Onde estava Hamilton naquelas três horas? O cara é heptacampeão mundial, um dos maiores pilotos de todos os tempos. Tem lugar de fala, tem estofo e história para vir à frente dos boxes e se posicionar. Mais: sua opinião provavelmente pesaria, seria considerada pelos comissários. Debaixo de toda aquela chuva, Hamilton poderia ter se manifestado sobre a falta de condições, clamado pelo cancelamento da corrida e o pedido o reembolso dos ingressos para os torcedores. Mas não. Preferiu ficar trancado nos boxes e só falar depois. Não foi a postura de um líder de classe. Foi a postura de um engenheiro de obra pronta;

Mas ele não está sozinho. Os chefes de equipe estão todos na mesma lista. Vários deles deram entrevistas naquele intervalo e adotaram discursos vazios, na linha do "vamos esperar para ver". Decisão tomada, todos subiram nas tamancas e se insurgiram contra a FIA, certamente seguindo orientação da área de relações públicas de suas montadoras. Saudade dos garagistas, dos donos de equipes com personalidade forte que falavam na lata;

"Grande corrida! Eu estava quase te alcançando!". Assim Norris cumprimentou Verstappen, no cercadinho em que os pilotos concedem entrevistas após as corridas. O inglês, além de grande piloto, é um cara divertido. E se não fosse o acidente no Q3, poderia ter herdado a vitória ontem. Uma hora ela vem...

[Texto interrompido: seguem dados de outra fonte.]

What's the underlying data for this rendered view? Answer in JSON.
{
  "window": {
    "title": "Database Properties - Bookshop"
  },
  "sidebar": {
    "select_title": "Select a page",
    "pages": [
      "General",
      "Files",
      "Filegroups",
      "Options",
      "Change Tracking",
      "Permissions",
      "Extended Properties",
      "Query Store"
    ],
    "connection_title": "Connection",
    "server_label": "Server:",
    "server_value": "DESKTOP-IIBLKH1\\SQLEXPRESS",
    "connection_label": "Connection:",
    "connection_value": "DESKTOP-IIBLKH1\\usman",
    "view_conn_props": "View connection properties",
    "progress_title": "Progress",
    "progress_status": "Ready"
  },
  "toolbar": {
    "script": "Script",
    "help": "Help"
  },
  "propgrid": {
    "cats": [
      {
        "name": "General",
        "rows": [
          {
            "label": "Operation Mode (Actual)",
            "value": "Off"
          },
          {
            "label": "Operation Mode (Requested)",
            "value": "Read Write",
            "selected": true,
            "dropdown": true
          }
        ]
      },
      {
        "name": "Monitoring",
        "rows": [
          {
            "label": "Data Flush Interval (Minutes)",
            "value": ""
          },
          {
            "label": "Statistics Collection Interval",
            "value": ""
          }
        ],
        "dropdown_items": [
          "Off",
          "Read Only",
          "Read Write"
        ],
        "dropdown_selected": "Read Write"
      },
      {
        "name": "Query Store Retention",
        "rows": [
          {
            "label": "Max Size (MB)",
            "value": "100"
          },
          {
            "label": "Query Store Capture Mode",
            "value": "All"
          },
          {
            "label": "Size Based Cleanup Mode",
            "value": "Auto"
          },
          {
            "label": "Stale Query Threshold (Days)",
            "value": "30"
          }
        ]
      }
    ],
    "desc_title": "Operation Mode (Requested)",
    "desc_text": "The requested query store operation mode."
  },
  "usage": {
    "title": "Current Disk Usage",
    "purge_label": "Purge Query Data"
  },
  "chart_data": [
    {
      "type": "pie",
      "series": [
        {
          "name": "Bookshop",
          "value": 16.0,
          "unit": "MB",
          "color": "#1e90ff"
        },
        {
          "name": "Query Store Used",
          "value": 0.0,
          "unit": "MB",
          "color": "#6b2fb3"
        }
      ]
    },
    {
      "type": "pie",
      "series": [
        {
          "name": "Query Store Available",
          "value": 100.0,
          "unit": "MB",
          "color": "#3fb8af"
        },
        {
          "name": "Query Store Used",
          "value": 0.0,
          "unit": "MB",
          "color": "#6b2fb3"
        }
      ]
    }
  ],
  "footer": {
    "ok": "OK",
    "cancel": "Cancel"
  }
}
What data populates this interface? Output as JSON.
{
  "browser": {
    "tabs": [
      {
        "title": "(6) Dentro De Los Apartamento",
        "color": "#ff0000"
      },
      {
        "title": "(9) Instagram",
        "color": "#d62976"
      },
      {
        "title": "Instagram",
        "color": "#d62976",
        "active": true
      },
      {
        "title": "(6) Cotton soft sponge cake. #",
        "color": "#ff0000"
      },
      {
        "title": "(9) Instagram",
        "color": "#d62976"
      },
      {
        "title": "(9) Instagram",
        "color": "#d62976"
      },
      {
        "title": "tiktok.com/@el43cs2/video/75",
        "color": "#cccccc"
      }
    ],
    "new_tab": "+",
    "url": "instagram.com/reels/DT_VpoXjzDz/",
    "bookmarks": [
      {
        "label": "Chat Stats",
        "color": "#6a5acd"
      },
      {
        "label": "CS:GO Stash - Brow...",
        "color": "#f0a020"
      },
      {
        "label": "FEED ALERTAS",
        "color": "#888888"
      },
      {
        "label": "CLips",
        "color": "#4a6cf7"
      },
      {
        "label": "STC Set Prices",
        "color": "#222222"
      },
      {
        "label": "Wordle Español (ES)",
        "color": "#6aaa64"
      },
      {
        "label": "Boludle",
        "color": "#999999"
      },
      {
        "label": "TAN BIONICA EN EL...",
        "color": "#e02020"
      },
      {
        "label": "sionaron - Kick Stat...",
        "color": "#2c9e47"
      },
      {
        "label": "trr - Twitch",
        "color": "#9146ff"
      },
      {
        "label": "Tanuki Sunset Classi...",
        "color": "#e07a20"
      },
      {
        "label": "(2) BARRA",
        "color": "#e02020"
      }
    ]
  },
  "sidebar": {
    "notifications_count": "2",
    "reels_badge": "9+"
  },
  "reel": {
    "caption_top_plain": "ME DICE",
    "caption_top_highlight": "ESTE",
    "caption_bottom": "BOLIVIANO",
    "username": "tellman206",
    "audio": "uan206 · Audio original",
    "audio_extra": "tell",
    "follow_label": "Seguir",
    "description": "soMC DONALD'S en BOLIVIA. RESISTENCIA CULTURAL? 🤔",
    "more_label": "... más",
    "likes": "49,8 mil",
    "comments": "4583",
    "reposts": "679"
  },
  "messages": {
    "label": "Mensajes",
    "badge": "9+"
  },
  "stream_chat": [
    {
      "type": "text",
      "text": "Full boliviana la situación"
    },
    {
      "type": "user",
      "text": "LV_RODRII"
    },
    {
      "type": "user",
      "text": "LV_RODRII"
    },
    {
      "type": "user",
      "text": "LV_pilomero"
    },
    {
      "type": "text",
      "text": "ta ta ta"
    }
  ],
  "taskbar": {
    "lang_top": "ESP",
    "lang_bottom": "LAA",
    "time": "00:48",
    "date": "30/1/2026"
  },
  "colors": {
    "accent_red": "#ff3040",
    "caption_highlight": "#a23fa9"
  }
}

E os sorrisos de Russell no pódio? E a festa que ele fez? Não sei se isso melhora ou piora as chances de o inglês estar na Mercedes no ano que vem, mas foi legal de ver;

Verstappen ainda não conseguiu recuperar a liderança do campeonato, mas sai de Spa com pelo menos duas boas notícias. A primeira: seu motor, que já está no fim da linha, ganhou uma sobrevida. A segunda: a próxima é em casa. Zandvoort não terá público total, por causa da pandemia, mas não é difícil imaginar a cor predominante nas arquibancadas. Virar o campeonato diante de sua torcida seria especial. E é bem possível que aconteça.